The final project for our Textile Cultures class was to use the textile we had printed to create some sort of sculpture, installation, or garment. Since the theme of the pattern I created was travel and change, I chose to make six books that would each represent a place I have lived. It was a lot of work, but it was really cool learning how to bind books. Below you can see a picture of the books I made along with my artist statement.


World Books
Cotton, ink, cardboard, paper, glue, thread
Six books, between 3×3 inches and 11×9 inches

I created six books using the cotton blend fabric I screen-printed a pattern onto last unit. To stay consistent with the theme of the symbols in my pattern (travel and change) my books represent the many places I have lived in my life. They are a sculptural installation the audience can interact with, since they can look at three lists I made and try to order the books based on those. One list is of the locations themselves, another of the dates in which I lived in each place, and the last one is what each place means to me.
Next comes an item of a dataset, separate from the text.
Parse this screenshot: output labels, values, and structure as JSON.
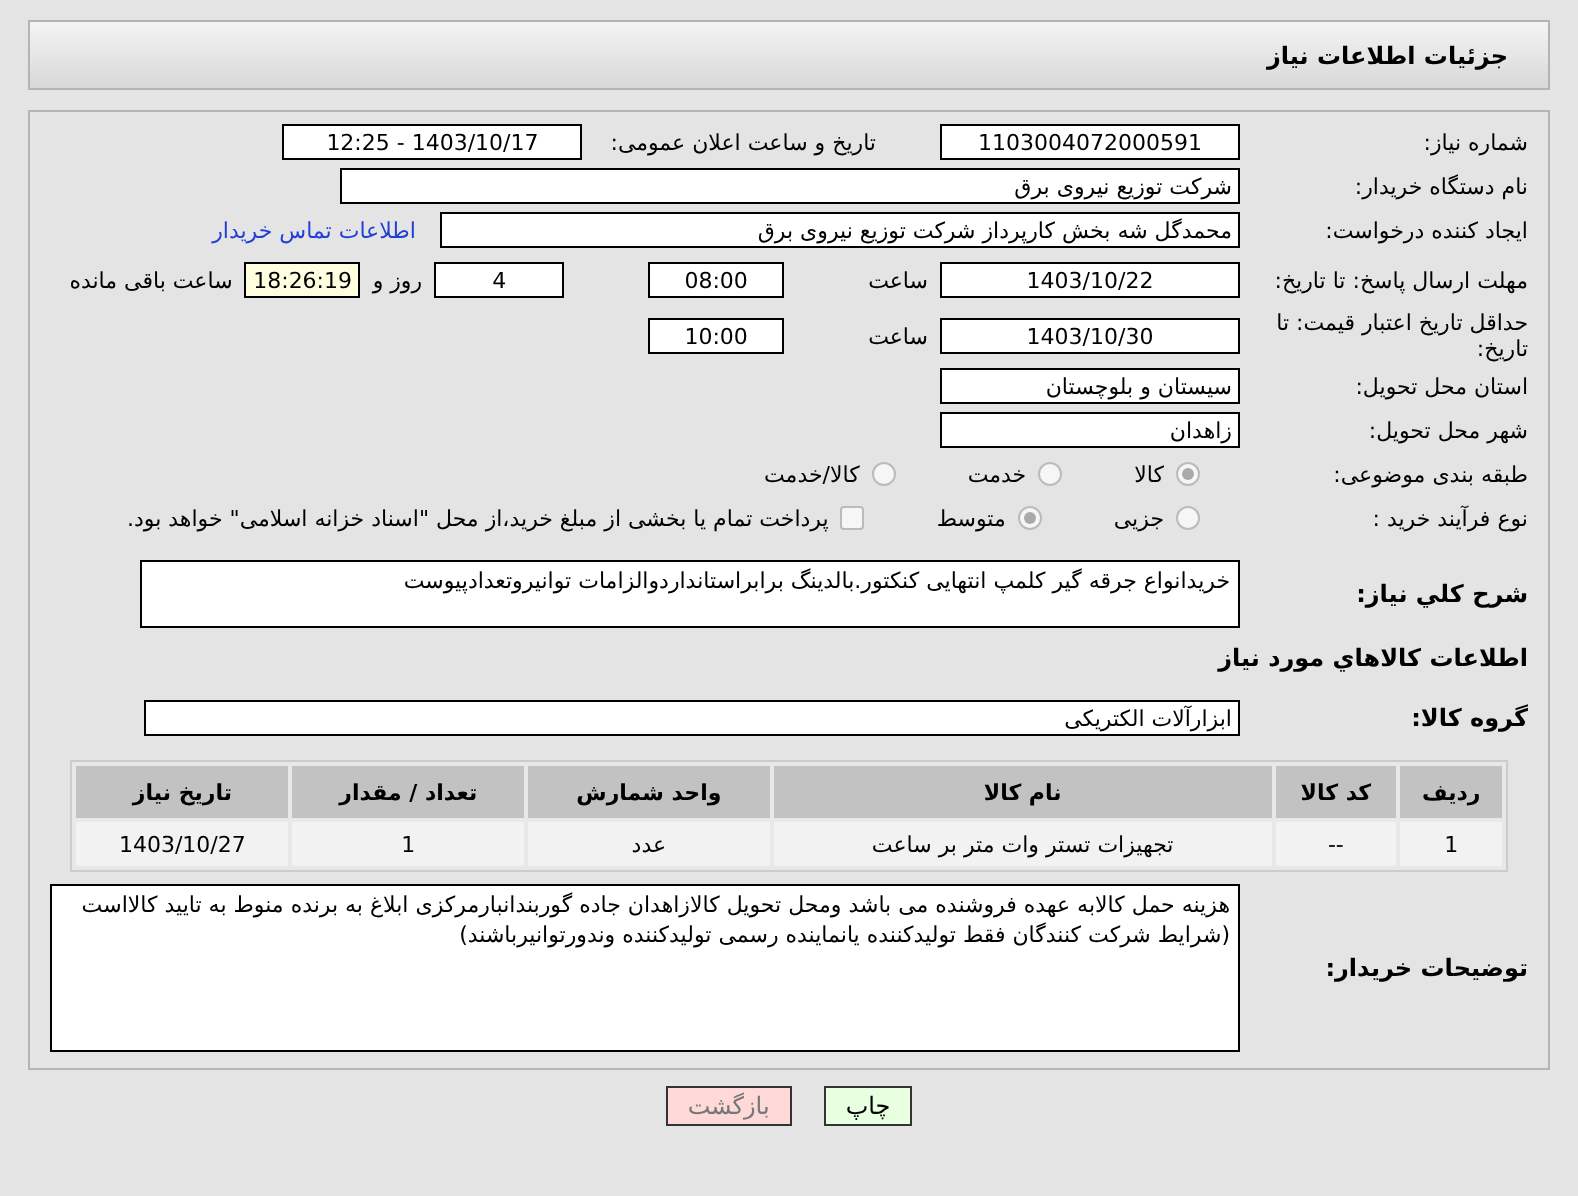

Judging by the various shapes and sizes of the books, the audience can guess which corresponds to which, then open the books to discover the answers.

After brainstorming this idea and creating a blueprint of the books, the process of going from a textile to books began with turning the fabric into covers. I measured the pieces needed for each book, then glued kozo paper to the back so it would stick well to the cardboard. The next step was to wrap the cardboard with the textile, and cover the extra space with paper. I included maps of each place on the inside covers of the corresponding books. Once the covers were complete, I bound the pages inside using a number of different kinds of stitches: pamphlet, long, and coptic, plus one with accordion-style pages.